Beef Markets Moving Past The Worst: Peel

Beef markets may be moving past the worst of the disruptions of recent weeks, said Oklahoma State University agricultural economist Derrell Peel in a letter to Extension agents called Cow/Calf Corner.

Beef markets were thrown into turmoil in March as food service markets were sharply curtailed and beef demand focused on retail grocery, Peel said.  This caused supply bottlenecks and an initial wave of disruptions in product flows.

 

COVID-19 STRIKES

 

Beginning in early April, COVID-19 began to affect employees in many packing plants, closing some and reducing slaughter rates, Peel said.  Beef production decreased from year-earlier levels for four straight weeks.

The lowest point occurred the last week of April when total cattle slaughter was down 34.8% year over year, he said.  Beef production that week was down 33.8% from a year earlier.

Significant recovery has occurred since then with estimated slaughter the week ending May 30 down 10.9% year over year, Peel said.  With cattle carcass weights increasing sharply because of delays in fed cattle marketings, estimated beef production last week was down just 7.6% from a year earlier.

 

BOXED BEEF PRICES

 

Choice boxed beef prices increased from late March until late May, he said.  After averaging less than $210 per cwt early in the year, prices increased in late March, dropped briefly in early April, before increasing to a peak at $459.04 in mid-May.  Choice boxed beef prices dropped to a weekly level of $374.04 per cwt at the end of May.

Individual beef products have been on a wide variety of dynamic paths through all the turmoil since March, Peel said.  Prices for products dependent on food service demand, including many middle meats, dropped in March before general shortages pushed them higher in April and May.

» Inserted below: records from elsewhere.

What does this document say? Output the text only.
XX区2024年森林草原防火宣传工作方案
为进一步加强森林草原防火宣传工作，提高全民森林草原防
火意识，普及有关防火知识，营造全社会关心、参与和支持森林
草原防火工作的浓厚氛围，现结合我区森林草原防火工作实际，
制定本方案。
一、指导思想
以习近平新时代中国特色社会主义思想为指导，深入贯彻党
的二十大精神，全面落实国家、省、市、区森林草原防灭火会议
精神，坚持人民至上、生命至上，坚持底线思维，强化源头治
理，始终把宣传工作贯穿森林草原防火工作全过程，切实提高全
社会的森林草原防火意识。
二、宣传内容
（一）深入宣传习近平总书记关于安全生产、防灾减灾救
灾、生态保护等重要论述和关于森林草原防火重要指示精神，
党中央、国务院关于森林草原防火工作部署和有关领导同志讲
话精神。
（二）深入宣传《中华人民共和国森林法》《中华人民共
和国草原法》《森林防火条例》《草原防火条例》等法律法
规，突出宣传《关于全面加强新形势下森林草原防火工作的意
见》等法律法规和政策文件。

Choice wholesale beef tenderloin dropped from an average price just under $970 per cwt early in 2020, to a weekly low of $533.33 in early April before increasing to a mid-May peak of $1,238.88 he said.  Choice tenderloin prices decreased to $1,219.68 per cwt by the end of May.

 

END CUTS SEE MORE DEMAND

 

Many end cuts showed increased demand beginning in March continuing through April and pushed prices even higher by decreased supplies to mid-May, Peel said.  For example, the price of chuck rolls increased weekly, beginning in mid-March from a pre-COVID-19 average near $266 per cwt to a peak in early May of $628.94 before dropping back to $466.03 by the end of May.

The last few weeks have revealed much about the nature of specialized beef supply chains and much about the variable demands for the wide variety of beef products, he said.  It has also revealed how market prices adjust to wild swings in product demand and supply conditions.

Additional dynamics are expected as food service continues a slow recovery and macroeconomic conditions continue to affect beef demand, but beef product markets may be settling back into a much more stable situation and with typical product price relationships re-established.

 

CATTLE, BEEF RECAP

 

Fed cattle trading was reported this week at $109 to $118 per cwt on a live basis, down $2 to $3 from last week’s range.  Dressed-basis trading was seen at $176 to $187 per cwt, down $2 to $3.

The USDA choice cutout Wednesday was down $22.83 per cwt at $295.90, while select was off $13.80 at $276.78.  The choice/select spread narrowed to $19.12 from $28.15 with 102 loads of fabricated product sold into the spot market.

The CME Feeder Cattle index for the seven days ended Tuesday was $128.65 per cwt, up $0.40.  This compares with Wednesday’s Aug contract settlement of $134.22, up $0.80.